A Dassault Mirage F1 incident on April 24, 2019, near Al-Watiya Air Base added further complexity. Initially claimed by pro-LNA sources as a pro-GNA Mirage F-1AD shot down, later analysis suggested it was a Mirage F1-AD with an unclear ownership history. However, analysis by foreign experts revealed it to be actually a Mirage F1-AD serial number 402, and initially suggested it was previously in the possession of the pro-LNA air forces, and that it was shot down by its own pro-LNA anti-air defences.

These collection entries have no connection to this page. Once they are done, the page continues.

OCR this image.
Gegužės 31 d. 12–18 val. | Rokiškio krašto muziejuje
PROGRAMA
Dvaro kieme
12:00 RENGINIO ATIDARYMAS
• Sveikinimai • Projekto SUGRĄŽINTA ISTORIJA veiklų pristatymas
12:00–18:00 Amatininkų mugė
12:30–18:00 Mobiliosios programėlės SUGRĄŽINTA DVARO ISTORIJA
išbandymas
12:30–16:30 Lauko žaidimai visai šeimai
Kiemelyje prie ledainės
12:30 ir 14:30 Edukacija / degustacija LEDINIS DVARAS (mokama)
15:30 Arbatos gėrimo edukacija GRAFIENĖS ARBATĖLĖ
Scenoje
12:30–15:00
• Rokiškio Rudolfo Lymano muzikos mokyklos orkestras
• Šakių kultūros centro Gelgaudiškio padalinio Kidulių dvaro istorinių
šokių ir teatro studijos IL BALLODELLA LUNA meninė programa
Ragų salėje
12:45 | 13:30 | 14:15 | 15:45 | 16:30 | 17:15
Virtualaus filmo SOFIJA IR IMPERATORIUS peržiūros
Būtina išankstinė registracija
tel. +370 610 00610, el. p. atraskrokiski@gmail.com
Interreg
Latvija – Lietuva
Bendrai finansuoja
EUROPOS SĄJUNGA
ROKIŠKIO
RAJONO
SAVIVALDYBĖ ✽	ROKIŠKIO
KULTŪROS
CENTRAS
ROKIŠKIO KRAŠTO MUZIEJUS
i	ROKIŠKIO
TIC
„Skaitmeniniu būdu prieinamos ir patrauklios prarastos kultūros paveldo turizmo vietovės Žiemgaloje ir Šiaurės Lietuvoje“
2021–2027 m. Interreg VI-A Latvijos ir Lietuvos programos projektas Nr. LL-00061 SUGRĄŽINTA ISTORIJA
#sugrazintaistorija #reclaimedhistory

== Siege and counter-attacks ==
On 19 June 2019, pro-GNA forces claimed that their fighter jets bombed pro-LNA Al Watiya air force base, destroying on the runway a Russian Su-22 fighter bomber just as it was taking off. The conflict continued in April 2020 when GNA forces besieged Al-Watiya Air Base, prompting a counter-attack by LNA forces that captured the town of Al-Aqrabiya.

== GNA offensive and capture ==
On May 5, 2020, the GNA launched a new offensive to capture Al-Watiya airbase, claiming to have successfully encircled the base. GNA forces claimed to have destroyed two enemy Grad Rocket launch vehicles and various ammunition vehicles. The sustained assault culminated in the capture of the airbase on May 18, 2020, marking a significant advancement for forces aligned with Libya's internationally recognized government. GNA forces seized the remains of 2 Mirage F1 and 1 Su-22.

== Aftermath and developments ==
Following the capture, the GNA forces secured a Pantsir-S1 TLAR at the base, transporting it for examination. On July 4, 2020, unidentified "foreign" warplanes targeted Al-Watiya Air Base, with conflicting reports on the extent of damage. The base's subsequent expansion, improvements to the runway, and ongoing air operations underscored its continued strategic importance.